Time Utilization you say ? Yes, Time utilization and the rationalization of a time within a week. I sat down the other day to try and figure out where my greatest “time sinks” were in any one week and came to the conclusion that appropriate planning of time can really change the manner in which you work and which you relax.
Time Utilization you say ? Yes, Time utilization and the rationalization of a time within a week. I sat down the other day to try and figure out where my greatest “time sinks” were in any one week and came to the conclusion that appropriate planning of time can really change the manner in which you work and which you relax. For the last few months, I have been working pretty crazy time schedules which has lead to ridiculously inconsistent sleeping patterns and very little sleep indeed. This isn’t necessarily a long term endeavour and is a facet of building a start-up — but I wanted to try and normalise my time within any particularly week and figure out what exactly I was doing.
In any week, you have approximately 168 hours at your disposal (TT = total time = 168hrs). That is — for those that can’t be bothered to do the maths — simply 7x24 hrs which arrives at this magic number. Now let’s assume that each day you sleep around 7 hrs — that means your total time (TT) is now reduced by 49hrs to give you an available time period of approximately 119 hrs (AT=119) or around 17 hrs per day. Frankly, when you think about it — that’s a lot of hours available to be doing stuff. For the “average 40 hr week worker” — this would break down to be something like
- 2 hrs for work-related travel
- 8 hrs of work
- 1 Hour for lunch
- 1 hrs of personal time [waking up/shower/cleaning etc]
- 5 hrs of relaxation time
On this basis of a typical working week, then approximately 17 hours of time are available on weekends or a total of 34 available hours. Such a break down infers that the total relaxation time per week available to any “average” worker is around 25 + 34 or approximately 59 hrs of disposal time (FT = free time) to do stuff — or around 35.11% of Total Time (TT) or 49.5% of Available Time (AT). In my mind — this is quite of a bit of time to do anything you like. I often listen to people complain “I never have enough time” — and after breaking the week down — I think as an average proportion of the population — you actually have 49.5% of your Available Time per week to do what you want — evidently, you are either the % proportion of people outside the above proposed structure and therefore have different Total Time variables — or you really have a lot of time but you aren’t utilizing it correctly.

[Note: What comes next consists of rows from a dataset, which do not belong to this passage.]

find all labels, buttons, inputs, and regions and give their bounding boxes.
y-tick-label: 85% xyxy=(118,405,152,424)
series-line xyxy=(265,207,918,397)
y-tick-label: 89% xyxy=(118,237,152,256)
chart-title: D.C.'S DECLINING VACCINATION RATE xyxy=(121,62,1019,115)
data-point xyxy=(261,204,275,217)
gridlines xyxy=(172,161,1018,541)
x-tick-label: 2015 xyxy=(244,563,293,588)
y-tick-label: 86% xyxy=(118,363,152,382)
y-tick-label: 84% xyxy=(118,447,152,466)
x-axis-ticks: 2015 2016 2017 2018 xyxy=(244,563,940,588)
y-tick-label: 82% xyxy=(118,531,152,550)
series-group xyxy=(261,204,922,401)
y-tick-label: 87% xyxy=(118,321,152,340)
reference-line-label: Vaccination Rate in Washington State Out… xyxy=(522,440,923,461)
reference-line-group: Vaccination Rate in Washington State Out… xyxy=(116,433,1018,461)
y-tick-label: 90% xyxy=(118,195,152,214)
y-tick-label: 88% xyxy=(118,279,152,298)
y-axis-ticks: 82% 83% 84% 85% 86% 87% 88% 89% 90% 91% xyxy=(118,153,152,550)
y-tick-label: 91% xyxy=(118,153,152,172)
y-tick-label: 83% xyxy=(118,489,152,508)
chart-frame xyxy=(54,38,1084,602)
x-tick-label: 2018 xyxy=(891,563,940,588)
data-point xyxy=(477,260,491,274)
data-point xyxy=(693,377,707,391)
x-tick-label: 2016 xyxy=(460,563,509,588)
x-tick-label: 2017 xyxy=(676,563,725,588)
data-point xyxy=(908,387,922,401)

Of course, in my view at least, I think the key differentiators to the above model are:
- People sleep for greater than 7 hrs per day — inferring that they are losing a higher proportion of their available time (AT) and therefore eating into their Free Time. But — I would argue that is a choice — and therefore it should eat into Free Time — since you’re choosing to sleep more than 7hrs and therefore [in my mind] this IS leisure time.
- People work longer — thereby increasing the level of working time and reducing the level of Free Time. Arguably, not a Free Time choice and therefore the question here is one of effectiveness and efficiency.
For those whose time “melds together” [ala me] — the key is that a lot of the relaxation time is “mixed” with the working time. That is, as a function of the working week — the time I utilize for work mixes with the relaxation time — but it is all related to work. This is perhaps a key problem (although I enjoy it) — because it means that the differentiation between the above 1–5 segments is broken and creates the inevitable “I never have enough time” scenario. Again, however, a specific choice of mine.
So how can one fix all this ? What I’ve proposed to do is to significantly proportion and timetable my week — I want to see how effectively I am using the time I have allocated for specific tasks and see whether — within the time allocations — I am actually performing the tasks I have actually allocated to try and form an optimal structure. For example, if you’ve allocated 4 hour block of working time — but you find yourself drifting to News sites or writing blog posts — you’re eating into allocated working time and this has to be redistributed to leisure time. Importantly, this is suggesting that a 4hr block of time isn’t working — so perhaps reduce the length of the blocks and reallocate them to more short blocks to ensure that you using this time effectively. For example, 5x2 hrs blocks or 3x3 hr blocks and 1 “miscellaneous working” block (email/planning etc). This would give a 50hr working week and still ensure that you have 49 hrs of FT per week (way more than I am getting at the moment).
Of course, you might be thinking “Um, this sounds quite ridiculous” — but I think that most people have a lot more time available to them each week but they just aren’t using it correctly. If you really think about it and you fall into the above structure — you’ve got 59 hours per week at your disposal to do with what you want — 49.5% of the time you are awake. The key question is — what are you doing with this time and are you using it effectively. Equivalently, if you’re finding yourself working way more than the above structure — or the variables are completely wrong — I question the effectiveness of the time you’ve allocated to working and whether the change you need to make is working more effectively as opposed to working longer. Propose & make changes to your working structure (if its possible) and this will enable you’re free time to “truly” be allocated free time.